Constitutional provisions for Scheduled Caste

  • Article 15: Prohibition of discrimination on grounds of religion, race, caste, sex or place of birth.
  • Article 16: Equality of opportunity in matters of public employment. Nothing in this article shall prevent the State from making any provision for the reservation of appointments or posts in favor of any backward class of citizens which, in the opinion of the State, is not adequately represented in the services under the State.
  • Article 19: Freedom of speech

✓ to freedom of speech and expression;

✓ to assemble peaceably and without arms;

✓ to form associations or unions;

✓ to move freely throughout the territory of India;

✓ to reside and settle in any part of the territory of India;

✓ to practice any profession, or to carry on any occupation, trade or business.

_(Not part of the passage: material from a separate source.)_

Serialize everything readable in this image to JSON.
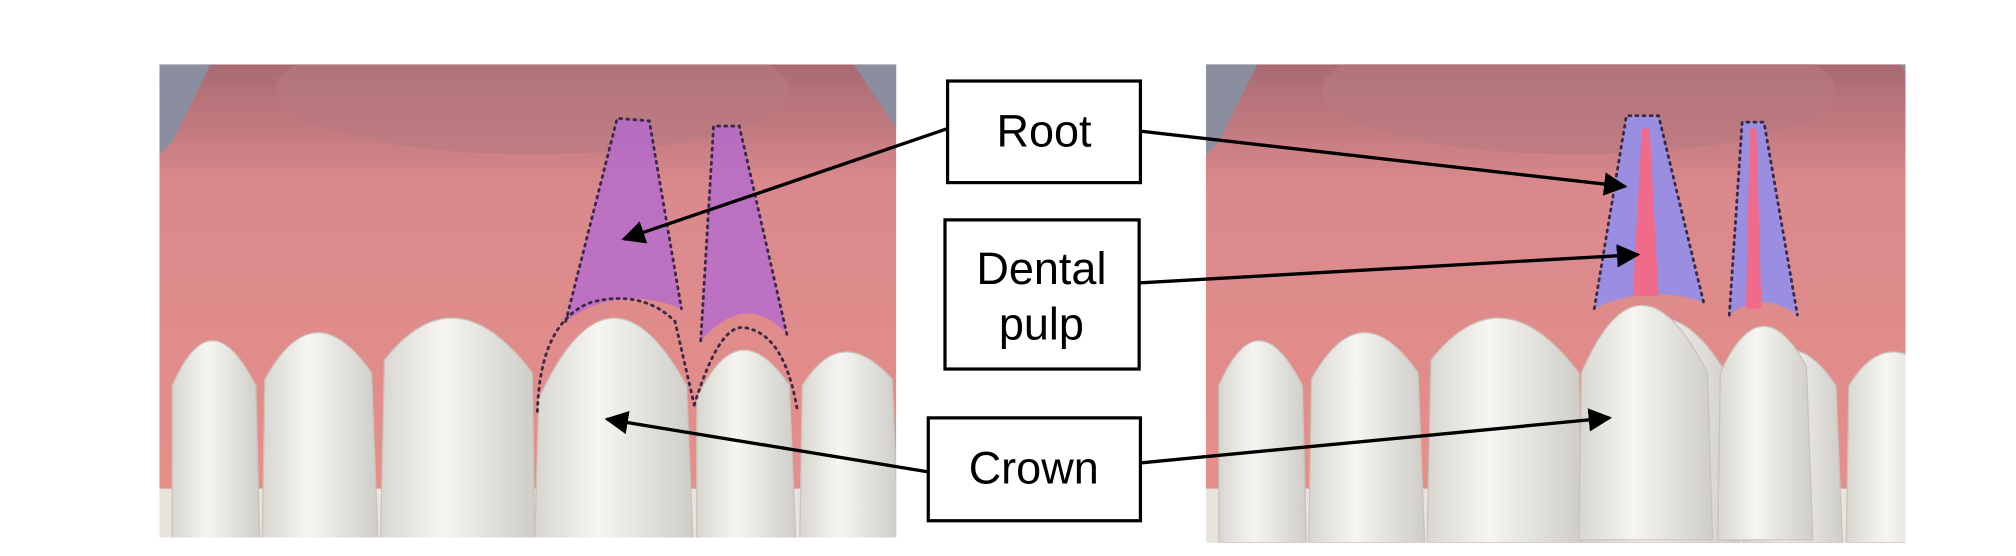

  • Article 46: Promotion of educational and economic interests of Scheduled Castes, Scheduled Tribes and other weaker sections The State shall promote with special care the educational and economic interests of the weaker sections of the people, and, in particular, of the Scheduled Castes and the Scheduled Tribes, and shall protect them from social injustice and all forms of exploitation.
  • Article 335: Claims of Scheduled Castes and Scheduled Tribes to services and posts The claims of the members of the Scheduled Castes and Scheduled Tribes shall be taken into consideration, consistently with the maintenance of efficiency of administration, in the making of appointments to services and posts in connection with the affairs of the Union or of a State.
  • Article 332: Reservation of seats for Scheduled Castes and Scheduled Tribes in the Legislative Assemblies of the States.
  • Article 334: the reservation of seats for the Scheduled Castes and Scheduled Tribes in the House of the People and in the Legislative Assemblies of the State.
  • Article 341: The President may with respect to any State or Union territory after consultation with the Governor specify the castes, races or tribes or parts of or groups within castes, races or tribes as Scheduled Castes in relation to that State or Union territory.
  • Article 338: National Commission for Scheduled Castes.
  • Article 17: Article 17 of the Constitution of India abolishes the practice of untouchability in India. The practice of untouchability is declared as a crime and anyone doing so is punishable by law.
  • Article 243D: Seats shall be reserved for

✓ The Scheduled Castes; and

✓ The Scheduled Tribes, in every Panchayat and the number of seats so reserved shall bear, as nearly as may be, the same proportion to the total number of seats to be filled by direct election in that Panchayat as the population of the Scheduled Castes in that Panchayat area or of the Scheduled Tribes in that Panchayat area bears to the total population of that area and such seats may be allotted by rotation to different constituencies in a Panchayat.